Back when I was a kid, my siblings and I used to beg our father (left), after supper while he read the newspaper and before we went to bed, “Tell us a farm story, Daddy!” Those were stories of events that had occurred during his childhood as he grew up on his father’s East Tennessee dairy farm during the 1930s and 1940s. As tired as he was, he usually obliged us, and we loved it, even when he told the same stories over and over. To us, they truly were “stories that never grow old.”
I also used to enjoy swinging on my maternal grandparents’ front porch while listening to the “old folks” talk. Their conversations often included various stories, most of them true, or at least based on real-life events. Paw Summers was an especially adroit storyteller, and I’ve written of him and his storytelling methods and prowess (The Appalachian Log, December 1993).
Later, when I had my own children, they used to ask me questions that often ended up with my telling them a story about my own life and events when I was growing up and about their age. I often told the stories in third person and then, having finished each story, asked them, “Do you know who that little boy was?” And they usually blurted, “It was you, Daddy!” And then they immediately begged, “Tell us another farm story, Daddy!”

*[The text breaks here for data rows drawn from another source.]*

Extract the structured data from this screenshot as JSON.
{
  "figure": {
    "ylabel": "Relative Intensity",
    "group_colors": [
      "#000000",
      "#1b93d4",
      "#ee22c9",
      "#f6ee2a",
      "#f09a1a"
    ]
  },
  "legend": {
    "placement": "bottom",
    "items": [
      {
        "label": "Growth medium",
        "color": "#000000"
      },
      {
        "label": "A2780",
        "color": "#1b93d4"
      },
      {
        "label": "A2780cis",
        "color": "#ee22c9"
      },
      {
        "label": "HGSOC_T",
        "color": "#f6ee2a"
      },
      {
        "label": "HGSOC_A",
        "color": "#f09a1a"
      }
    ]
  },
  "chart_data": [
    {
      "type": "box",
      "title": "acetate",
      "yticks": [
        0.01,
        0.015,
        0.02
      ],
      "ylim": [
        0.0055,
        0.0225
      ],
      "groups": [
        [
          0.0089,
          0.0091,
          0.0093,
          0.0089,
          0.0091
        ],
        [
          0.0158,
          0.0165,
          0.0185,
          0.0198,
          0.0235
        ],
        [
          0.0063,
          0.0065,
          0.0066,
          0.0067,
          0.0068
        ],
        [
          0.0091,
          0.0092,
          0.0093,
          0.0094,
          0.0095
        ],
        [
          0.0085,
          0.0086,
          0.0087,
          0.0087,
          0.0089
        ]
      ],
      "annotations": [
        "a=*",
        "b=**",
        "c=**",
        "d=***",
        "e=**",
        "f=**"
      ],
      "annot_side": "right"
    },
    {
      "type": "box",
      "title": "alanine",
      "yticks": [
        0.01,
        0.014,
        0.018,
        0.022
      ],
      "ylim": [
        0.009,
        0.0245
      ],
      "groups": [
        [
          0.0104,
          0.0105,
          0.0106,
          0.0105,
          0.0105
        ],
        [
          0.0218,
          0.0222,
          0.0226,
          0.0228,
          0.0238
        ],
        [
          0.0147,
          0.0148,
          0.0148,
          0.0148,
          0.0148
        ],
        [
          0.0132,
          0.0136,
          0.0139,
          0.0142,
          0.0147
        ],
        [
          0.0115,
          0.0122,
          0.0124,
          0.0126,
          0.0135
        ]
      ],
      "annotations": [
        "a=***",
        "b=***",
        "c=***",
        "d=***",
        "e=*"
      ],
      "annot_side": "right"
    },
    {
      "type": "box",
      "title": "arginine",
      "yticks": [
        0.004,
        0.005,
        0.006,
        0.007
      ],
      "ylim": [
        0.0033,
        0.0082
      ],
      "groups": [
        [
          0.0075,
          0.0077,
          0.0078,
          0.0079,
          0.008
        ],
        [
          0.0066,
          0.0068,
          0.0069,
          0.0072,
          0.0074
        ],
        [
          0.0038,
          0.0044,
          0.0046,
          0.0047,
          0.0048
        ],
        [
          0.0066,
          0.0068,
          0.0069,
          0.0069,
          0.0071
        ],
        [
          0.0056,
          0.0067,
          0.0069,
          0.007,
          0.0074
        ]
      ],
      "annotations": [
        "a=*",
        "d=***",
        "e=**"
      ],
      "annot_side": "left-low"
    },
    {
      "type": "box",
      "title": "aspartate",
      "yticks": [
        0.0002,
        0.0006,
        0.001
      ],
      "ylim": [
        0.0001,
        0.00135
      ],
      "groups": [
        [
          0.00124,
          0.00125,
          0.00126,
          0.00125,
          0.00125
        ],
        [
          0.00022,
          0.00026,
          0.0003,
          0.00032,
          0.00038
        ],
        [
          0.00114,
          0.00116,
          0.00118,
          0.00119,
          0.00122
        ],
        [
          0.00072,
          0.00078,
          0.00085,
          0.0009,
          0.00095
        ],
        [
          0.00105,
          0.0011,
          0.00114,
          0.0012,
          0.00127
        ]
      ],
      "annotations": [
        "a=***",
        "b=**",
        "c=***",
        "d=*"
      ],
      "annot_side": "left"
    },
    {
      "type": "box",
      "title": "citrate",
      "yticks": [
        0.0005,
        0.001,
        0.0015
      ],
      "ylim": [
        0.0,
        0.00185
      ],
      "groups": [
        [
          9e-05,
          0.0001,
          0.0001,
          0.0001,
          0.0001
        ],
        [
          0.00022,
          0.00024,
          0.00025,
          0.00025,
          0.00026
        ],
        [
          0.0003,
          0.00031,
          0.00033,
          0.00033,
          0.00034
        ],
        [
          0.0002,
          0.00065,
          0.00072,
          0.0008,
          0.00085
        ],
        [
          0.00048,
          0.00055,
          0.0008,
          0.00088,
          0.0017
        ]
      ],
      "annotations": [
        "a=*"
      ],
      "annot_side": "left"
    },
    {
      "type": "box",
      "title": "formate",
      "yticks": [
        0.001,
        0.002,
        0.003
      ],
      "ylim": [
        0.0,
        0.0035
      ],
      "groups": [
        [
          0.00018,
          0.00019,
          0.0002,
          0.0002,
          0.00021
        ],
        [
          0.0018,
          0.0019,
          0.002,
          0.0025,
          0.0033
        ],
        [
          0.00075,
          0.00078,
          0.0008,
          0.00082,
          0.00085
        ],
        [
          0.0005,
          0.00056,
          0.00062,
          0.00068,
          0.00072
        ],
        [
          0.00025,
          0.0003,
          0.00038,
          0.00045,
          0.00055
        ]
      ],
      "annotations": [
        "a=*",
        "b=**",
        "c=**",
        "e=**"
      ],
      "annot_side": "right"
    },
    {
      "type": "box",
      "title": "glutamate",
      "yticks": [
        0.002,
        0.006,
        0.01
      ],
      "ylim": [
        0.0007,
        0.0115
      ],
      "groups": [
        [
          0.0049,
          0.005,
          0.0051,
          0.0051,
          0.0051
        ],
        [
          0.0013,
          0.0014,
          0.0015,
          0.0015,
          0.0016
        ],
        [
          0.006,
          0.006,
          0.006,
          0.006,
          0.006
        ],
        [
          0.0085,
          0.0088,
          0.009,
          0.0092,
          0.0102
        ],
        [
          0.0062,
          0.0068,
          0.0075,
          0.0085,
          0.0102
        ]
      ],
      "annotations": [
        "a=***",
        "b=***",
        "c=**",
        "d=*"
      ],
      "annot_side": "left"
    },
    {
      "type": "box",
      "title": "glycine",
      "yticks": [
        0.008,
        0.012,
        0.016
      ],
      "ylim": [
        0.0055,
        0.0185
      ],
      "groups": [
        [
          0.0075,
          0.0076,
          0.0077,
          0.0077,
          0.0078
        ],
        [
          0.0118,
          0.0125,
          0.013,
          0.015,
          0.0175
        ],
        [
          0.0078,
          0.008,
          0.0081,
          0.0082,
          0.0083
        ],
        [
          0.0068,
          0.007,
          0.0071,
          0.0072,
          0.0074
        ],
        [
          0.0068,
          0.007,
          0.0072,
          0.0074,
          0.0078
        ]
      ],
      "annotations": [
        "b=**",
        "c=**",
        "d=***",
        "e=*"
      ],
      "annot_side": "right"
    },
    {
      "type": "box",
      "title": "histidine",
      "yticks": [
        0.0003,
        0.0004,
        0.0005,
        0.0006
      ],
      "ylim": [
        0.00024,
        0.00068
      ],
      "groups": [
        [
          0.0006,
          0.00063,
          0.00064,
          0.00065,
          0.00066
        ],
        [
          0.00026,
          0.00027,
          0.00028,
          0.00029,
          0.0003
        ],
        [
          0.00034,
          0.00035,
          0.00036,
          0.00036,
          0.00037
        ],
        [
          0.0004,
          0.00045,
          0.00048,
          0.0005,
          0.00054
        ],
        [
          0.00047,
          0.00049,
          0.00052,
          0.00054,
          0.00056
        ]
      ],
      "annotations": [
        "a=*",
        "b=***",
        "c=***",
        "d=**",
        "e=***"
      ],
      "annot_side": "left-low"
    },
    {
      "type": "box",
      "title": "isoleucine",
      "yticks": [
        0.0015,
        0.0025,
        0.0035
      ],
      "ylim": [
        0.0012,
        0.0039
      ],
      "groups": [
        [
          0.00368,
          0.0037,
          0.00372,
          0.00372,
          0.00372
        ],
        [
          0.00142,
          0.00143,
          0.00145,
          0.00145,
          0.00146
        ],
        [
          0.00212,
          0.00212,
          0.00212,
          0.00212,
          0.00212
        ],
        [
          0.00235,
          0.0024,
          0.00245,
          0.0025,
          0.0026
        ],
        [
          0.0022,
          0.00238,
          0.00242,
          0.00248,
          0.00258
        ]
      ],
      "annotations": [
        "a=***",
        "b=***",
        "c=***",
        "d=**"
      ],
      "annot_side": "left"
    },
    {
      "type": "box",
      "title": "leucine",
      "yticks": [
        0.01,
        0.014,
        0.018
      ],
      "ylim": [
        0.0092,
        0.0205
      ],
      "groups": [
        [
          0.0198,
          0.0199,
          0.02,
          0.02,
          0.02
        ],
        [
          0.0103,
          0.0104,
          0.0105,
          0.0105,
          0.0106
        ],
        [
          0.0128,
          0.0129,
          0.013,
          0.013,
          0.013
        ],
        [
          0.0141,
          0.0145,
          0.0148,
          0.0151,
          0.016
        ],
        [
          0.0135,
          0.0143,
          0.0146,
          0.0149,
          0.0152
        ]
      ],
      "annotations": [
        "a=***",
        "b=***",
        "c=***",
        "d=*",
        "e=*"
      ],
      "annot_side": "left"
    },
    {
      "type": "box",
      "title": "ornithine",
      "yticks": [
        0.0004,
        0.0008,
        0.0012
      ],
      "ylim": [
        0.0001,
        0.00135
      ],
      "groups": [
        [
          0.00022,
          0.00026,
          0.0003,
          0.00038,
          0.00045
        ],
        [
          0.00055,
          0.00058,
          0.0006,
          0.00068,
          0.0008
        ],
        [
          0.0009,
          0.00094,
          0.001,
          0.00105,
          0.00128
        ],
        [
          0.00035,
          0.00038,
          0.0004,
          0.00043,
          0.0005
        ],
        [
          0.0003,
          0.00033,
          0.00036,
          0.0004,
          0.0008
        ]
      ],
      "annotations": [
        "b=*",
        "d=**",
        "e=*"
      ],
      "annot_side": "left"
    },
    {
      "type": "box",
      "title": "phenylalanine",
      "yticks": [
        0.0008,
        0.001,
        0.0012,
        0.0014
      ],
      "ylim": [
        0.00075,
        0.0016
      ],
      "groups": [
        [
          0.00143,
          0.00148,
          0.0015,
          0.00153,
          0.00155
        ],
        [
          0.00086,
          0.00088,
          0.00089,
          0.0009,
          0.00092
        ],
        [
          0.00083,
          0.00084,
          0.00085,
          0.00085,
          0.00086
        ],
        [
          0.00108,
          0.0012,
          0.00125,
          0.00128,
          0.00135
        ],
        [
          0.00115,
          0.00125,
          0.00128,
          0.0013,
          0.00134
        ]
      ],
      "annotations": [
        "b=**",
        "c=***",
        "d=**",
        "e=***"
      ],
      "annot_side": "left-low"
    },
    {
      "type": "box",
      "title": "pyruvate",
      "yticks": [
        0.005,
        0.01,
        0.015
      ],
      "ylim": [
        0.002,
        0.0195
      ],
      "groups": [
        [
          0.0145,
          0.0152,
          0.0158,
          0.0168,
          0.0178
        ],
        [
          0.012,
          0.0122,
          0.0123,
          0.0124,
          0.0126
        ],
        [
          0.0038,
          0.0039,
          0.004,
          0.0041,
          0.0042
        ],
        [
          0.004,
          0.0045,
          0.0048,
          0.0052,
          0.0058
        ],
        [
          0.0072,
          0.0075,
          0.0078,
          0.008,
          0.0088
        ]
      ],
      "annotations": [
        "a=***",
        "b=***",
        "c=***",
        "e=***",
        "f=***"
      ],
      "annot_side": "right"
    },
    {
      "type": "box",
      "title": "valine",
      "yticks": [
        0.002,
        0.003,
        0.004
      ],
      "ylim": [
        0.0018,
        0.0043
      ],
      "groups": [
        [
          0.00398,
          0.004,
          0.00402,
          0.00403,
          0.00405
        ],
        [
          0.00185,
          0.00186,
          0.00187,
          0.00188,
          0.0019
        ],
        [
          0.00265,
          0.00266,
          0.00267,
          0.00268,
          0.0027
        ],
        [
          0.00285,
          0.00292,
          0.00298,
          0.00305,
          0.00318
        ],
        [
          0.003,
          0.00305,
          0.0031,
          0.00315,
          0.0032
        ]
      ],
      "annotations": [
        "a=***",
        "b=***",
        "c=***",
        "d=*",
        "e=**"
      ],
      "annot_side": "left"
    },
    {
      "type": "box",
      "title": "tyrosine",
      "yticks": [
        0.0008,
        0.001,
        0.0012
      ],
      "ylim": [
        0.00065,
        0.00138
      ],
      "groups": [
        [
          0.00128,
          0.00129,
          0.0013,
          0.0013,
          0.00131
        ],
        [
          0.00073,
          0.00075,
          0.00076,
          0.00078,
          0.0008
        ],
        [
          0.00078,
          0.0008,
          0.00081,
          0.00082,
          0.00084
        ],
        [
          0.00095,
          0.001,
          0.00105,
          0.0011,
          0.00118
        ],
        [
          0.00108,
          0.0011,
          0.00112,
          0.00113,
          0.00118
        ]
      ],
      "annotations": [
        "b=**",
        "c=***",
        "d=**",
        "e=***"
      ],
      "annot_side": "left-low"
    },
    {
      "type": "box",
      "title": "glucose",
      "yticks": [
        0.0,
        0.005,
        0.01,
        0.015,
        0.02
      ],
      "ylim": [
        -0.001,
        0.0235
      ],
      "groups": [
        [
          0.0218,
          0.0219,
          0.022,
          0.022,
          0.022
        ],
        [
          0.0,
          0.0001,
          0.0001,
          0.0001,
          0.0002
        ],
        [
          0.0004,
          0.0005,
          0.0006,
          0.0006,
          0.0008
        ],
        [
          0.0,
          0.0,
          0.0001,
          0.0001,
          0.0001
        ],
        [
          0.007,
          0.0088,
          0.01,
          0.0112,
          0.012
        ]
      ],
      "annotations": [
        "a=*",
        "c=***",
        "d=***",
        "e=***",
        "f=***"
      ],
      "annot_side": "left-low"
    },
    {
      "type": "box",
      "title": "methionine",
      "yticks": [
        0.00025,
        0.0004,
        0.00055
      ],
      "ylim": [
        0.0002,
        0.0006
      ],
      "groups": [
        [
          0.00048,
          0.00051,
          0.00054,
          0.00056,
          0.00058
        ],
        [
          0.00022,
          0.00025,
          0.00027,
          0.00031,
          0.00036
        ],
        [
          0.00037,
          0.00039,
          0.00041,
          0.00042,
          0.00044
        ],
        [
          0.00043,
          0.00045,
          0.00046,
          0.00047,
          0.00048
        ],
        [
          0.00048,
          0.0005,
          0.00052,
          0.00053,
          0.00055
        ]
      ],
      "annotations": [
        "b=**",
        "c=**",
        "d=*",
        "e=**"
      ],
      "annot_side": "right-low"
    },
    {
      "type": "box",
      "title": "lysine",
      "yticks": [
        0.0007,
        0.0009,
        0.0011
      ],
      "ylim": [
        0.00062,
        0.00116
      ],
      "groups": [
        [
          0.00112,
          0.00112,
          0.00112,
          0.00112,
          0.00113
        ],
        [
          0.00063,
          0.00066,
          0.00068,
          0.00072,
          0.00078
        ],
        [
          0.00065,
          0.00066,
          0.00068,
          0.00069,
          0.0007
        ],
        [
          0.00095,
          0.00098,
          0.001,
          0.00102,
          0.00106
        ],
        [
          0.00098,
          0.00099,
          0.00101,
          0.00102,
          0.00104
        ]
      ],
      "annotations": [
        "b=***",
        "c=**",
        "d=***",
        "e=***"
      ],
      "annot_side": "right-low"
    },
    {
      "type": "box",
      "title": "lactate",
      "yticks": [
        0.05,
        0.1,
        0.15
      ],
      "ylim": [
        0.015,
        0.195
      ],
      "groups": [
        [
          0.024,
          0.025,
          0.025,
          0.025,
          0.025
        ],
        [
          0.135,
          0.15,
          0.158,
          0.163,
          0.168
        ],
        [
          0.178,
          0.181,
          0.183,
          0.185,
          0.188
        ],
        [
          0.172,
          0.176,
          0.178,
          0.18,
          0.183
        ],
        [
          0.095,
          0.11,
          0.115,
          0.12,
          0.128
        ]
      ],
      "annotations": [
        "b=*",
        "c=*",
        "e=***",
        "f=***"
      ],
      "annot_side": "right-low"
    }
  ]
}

Everyone, regardless of age, likes a good, well-told story. (For evidence of this truth, just watch the reaction of people who are nodding off during a sermon as soon as the preacher begins to illustrate his point by telling a story.) And everyone, regardless of how bland and boring they might seem on the outside, has an interesting, perhaps even instructive, story to tell. That’s the premise of the TV series The Story Trek (not to be confused with Star Trek!). It’s also at least part of the motivation behind the work of many writers, including myself.
One day, I was stumped in my writing. No matter how I approached my work or how hard I thought about and worked on it, nothing would come. As I sat staring at the stark whiteness of my office wall, trying to conjure my topic, my eyes suddenly became aware of a framed picture that hangs there. It’s a black-and-white photo that one of my daughters gave me. It is of an old, dilapidated typewriter, and beneath the photo is written, “Write your own life story.”
But on that day, the words only seemed to mock my predicament. Prodded by the statement, I mused of my life and concluded, “No one would want to read about my life; it’s been neither interesting nor exciting–at least to other people. Who would want to read stories about my drab life?” My life more resembles the old typewriter than an exciting, fancy, modern computer. The platen is hard. The keys stick. The ribbon is dry and thread-bare. The words beneath the photo seemed to mock me in the harshest way.
But as I meditated longer on the words, I recalled a story that teacher-writer Jesse Stuart told. As Stuart struggled through the master’s degree program at Vanderbilt University, Donald Davidson, one of his professors, advised him, “Go back to your people. Go back and write of them. Don’t change and follow the moods of these times. Be your honest self. Go back and write of your country. Your country has your material.” Essentially, Davidson was telling him, “Write your own life story. Don’t try to be someone else.”
Stuart followed Davidson’s advice. He returned to the hills of Eastern Kentucky and taught school and plowed corn fields–and wrote. As he followed the mule along the furrow, he thought of words and phrases and stories. As he rested the mule at the end of the row, he wrote those words and ideas on a leaf, and then he transferred them to paper in the evening. And they found their way to publishers as manuscripts of poems, short stories, and autobiographical accounts. Eventually, they were published in books and magazines. He wrote for children. He wrote for adults. But most of all, he wrote for himself. I was especially a beneficiary through Stuart’s books The Thread that Runs So True, which Dr. Walter Fremont recommended to me, and its sequel To Teach, To Love. (You can find a child’s video review of The Thread that Runs So True at http://www.youtube.com/watch?v=Wi4XkA3MqAA and an excellent TV interview of Stuart at http://www.youtube.com/watch?v=bpsXlxf2egs. Stuart discusses Davidson’s advice to him at about the 27-minute point.)
By the way, after I had stared for a long time at that photo of the old typewriter, and after I had read and reread and meditated on the words “Write your own life story,” I did write something. I submitted it, and it was published (after the editor gently guided me through some paring and tweaking) as “The Beloved Country” (The Writer, May 2016). I had a story. I told it. And an editor thought that her readers might benefit from it. Perhaps someone did. At least one person did, and she wrote to tell me. She was an elderly lady who had herself been inspired to write by Jesse Stuart’s works and had even met him. I enjoyed reading her story, and wish that I could have met Stuart, too.
If I could do it, you can too. You have a story of your own. Tell it to someone. Write it down and share it. Perhaps even dare to submit it for possible publication. After all, tomorrow is National Tell-a-Story Day. Go write your own story.